The patient has a GFR of 60, which indicates chronic kidney disease. The patient is also on lisinopril, which can cause changes in renal function, including acute renal failure.
- Key points:
- The patient's renal function should be monitored periodically.
- The patient may be at particular risk of developing acute renal failure on lisinopril due to their chronic kidney disease.
- Withholding or discontinuing lisinopril therapy should be considered if the patient develops a clinically significant decrease in renal function. Given the patient's asymptomatic status and GFR of 60, it is essential to closely monitor their renal function while on lisinopril therapy 2, 2.
From the Research
Patient Profile
- Age: 78 years
- Serum potassium level (K): 5.3 mmol/L
- Medication: Lisinopril
- Asymptomatic
- Glomerular filtration rate (GFR): 60 ml/min/1.73 m(2)
Hyperkalemia Risk
- According to the study 3, the risk of hyperkalemia increases gradually with declining eGFR, but there is no apparent threshold for contraindicating ACE-inhibitors like lisinopril.

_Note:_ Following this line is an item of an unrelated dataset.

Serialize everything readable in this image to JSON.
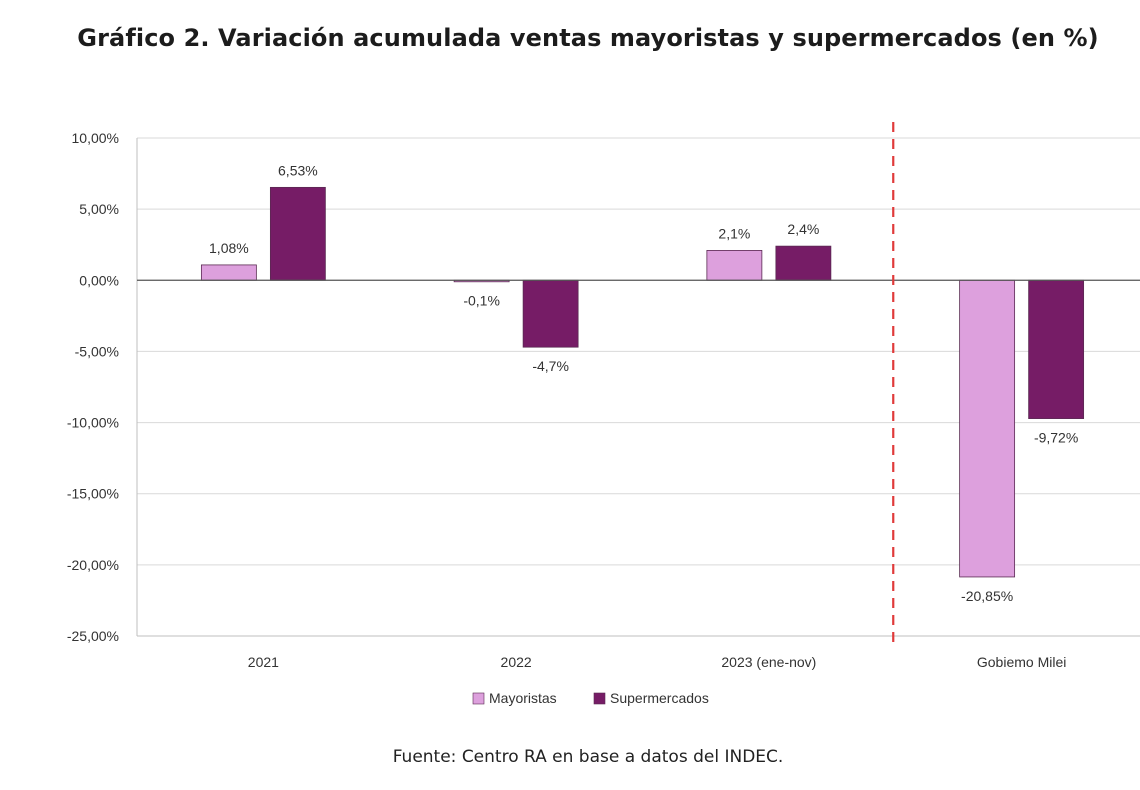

- The study 3 also identified predictors of hyperkalemia, including age, eGFR, diabetes, heart failure, potassium supplements, potassium-sparing diuretics, and high dose of ACE-inhibitor.
- The patient's serum potassium level is 5.3 mmol/L, which is below the threshold for hyperkalemia (>5.5 mmol/L) defined in the study 3.
Optimal Potassium Levels
- The study 4 suggests that optimal potassium levels in patients with heart failure should be between 4-5 mmol/L.
- However, this study does not provide direct guidance for patients with chronic kidney disease (CKD) like the one described.
Management of Hyperkalemia
- The study 5 discusses the management of hyperkalemia in patients with end-stage renal disease (ESRD) on maintenance dialysis, which is not directly applicable to this patient.
- The study 6 found that hyperkalemia is associated with diabetes mellitus, diminished renal function, and the use of angiotensin-converting enzyme inhibitors, but it does not provide guidance on managing hyperkalemia in patients with CKD.
- The study 7 found that low-dose spironolactone can provide additive blood pressure reduction in CKD patients with resistant hypertension, but it also notes that hyperkalemia can occur with the use of spironolactone.